Gess, Un récit des Contes de la Pieuvre — “Un destin de Trouveur”

Une superbe his­toire contée avec maestria 

Gess pro­pose un uni­vers où cer­tains pos­sèdent un Talent qui les place dans une situa­tion pro­pice à subir les jalou­sies de ceux qui en sont dépour­vus.
Dans cet uni­vers, autour de la Pieuvre, une orga­ni­sa­tion cri­mi­nelle ten­ta­cu­laire, il déve­loppe des récits avec des per­son­nages par­ti­cu­liers sous le terme géné­riques des Contes de la Pieuvre.

Le 28 mai 1871, Jean-Baptiste Frages écrit à Émile, son fils, avant d’être fusillé au cime­tière du Père-Lachaise. Il n’est pas inquiet car il sait, que du haut de ses neuf ans, celui-ci porte en germe un Talent. En 1888, deux poli­ciers traquent l’Hypnotiseur. Mais celui-ci prend pos­ses­sion de leur esprit. Il épargne Émile qui maî­trise le talent rare de Trou­veur et convainc l’autre de se sui­ci­der le len­de­main devant ses col­lègues. Il suf­fit à Émile de jeter un caillou sur une carte pour connaître le lieu où se trouve ce qu’il cherche. En ren­trant chez lui, il voit la rampe de la cage d’escalier sac­ca­gée.

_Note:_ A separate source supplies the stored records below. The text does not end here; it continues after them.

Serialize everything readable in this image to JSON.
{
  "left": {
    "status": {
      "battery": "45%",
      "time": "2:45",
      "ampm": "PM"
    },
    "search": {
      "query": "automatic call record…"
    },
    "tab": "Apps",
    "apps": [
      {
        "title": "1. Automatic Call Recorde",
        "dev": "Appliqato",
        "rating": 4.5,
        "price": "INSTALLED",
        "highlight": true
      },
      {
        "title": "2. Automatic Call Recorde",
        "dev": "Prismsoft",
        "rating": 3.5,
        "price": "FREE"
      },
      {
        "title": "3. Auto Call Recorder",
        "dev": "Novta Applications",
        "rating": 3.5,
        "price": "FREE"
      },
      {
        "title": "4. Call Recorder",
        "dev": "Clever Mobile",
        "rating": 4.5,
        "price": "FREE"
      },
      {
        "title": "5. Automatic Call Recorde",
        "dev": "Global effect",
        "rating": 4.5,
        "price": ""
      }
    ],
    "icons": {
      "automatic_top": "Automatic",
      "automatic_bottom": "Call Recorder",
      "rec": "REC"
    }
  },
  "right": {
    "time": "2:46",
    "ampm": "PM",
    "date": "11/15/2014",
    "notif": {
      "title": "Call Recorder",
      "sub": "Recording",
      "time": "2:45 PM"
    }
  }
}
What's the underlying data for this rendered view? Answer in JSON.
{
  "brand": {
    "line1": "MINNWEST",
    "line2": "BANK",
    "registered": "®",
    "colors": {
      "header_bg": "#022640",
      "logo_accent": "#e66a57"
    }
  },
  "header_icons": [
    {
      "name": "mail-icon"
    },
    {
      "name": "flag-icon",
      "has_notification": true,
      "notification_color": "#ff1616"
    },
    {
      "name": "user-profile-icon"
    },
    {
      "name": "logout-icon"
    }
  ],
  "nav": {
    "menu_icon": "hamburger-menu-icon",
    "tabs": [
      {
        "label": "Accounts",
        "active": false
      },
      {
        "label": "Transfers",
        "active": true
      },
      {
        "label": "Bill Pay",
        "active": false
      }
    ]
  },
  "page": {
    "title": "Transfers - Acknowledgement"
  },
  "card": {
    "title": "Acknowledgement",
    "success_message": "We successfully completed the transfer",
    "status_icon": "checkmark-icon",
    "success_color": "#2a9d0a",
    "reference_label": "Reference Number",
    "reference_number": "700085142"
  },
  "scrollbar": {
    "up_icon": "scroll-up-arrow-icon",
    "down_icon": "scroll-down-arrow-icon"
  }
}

La concierge, cho­quée, explique que cinq hommes sont venus enle­ver Léo­nie, son épouse, et sa fille. Dans l’appartement, une boîte à cha­peau trône. Elle contient une main cou­pée por­tant la bague qu’il a offerte à Léo­nie ainsi qu’une carte de visite de la Pieuvre.
Le len­de­main, un homme l’emmène dans le quar­tier géné­ral de l’organisation. Il ren­contre La Bouche, l’un des quatre diri­geants. Son épouse et sa fille ont été enle­vées. Émile n’a pas d’autre choix que col­la­bo­rer avec les membres de cette mafia. Un poli­cier qui jalouse les por­teurs de talent et par­ti­cu­liè­re­ment Émile aa tout mettre en œuvre pour le faire tom­ber.
Mais le Trou­veur réussira-t-il à sau­ver les siens car…

Le récit qui se déroule en 1888. La traque est entre­cou­pée de très nom­breux flash-back expli­ci­tant nombre d’événements du passé, éclai­rant celui d’Émile, mais aussi celui de Léo­nie, leur ren­contre et les étapes de leur vie com­mune. Il est découpé en cha­pitres dont l’ouverture com­porte des réfé­rences à Jean-Jacques Rous­seau et à son Contrat social.
Le Trou­veur jette son caillou sur des cartes. Et celles-ci sont authen­tiques, ce sont celles qui étaient uti­li­sées dans la fin du XIXe siècle. Gess, avec son souci du détail et son per­fec­tion­nisme a été à la BNF pour trou­ver ces docu­ments, le plan de Paris en cou­ver­ture, la carte vélo­ci­pé­dique des envi­rons de la Capitale…

Avec un des­sin réa­liste, pré­cis, tonique, des cases tra­cées à la main de façon irré­gu­lière, avec des per­son­nages expres­sifs, des pay­sages et des décors inté­rieurs de toute beauté, Gess offre des planches inha­bi­tuelles. L’histoire du Trou­veur est com­plé­tée par un court récit de 2 planches inti­tulé Les 3 amours de la Bête, une his­toire qui se situe dans le même uni­vers et qui éclaire une par­tie de l’intrigue qui pré­cède.
Une fois encore, cet auteur com­plet démontre tout son talent à maî­tri­ser et magni­fier une intrigue, à la mettre joli­ment en scène. Un nou­vel album sin­gu­lier à mettre à son crédit.

serge per­raud

Gess, Un récit des Contes de la PieuvreUn des­tin de Trou­veur, Del­court, avril 2019, 224 p. – 25, 50 €.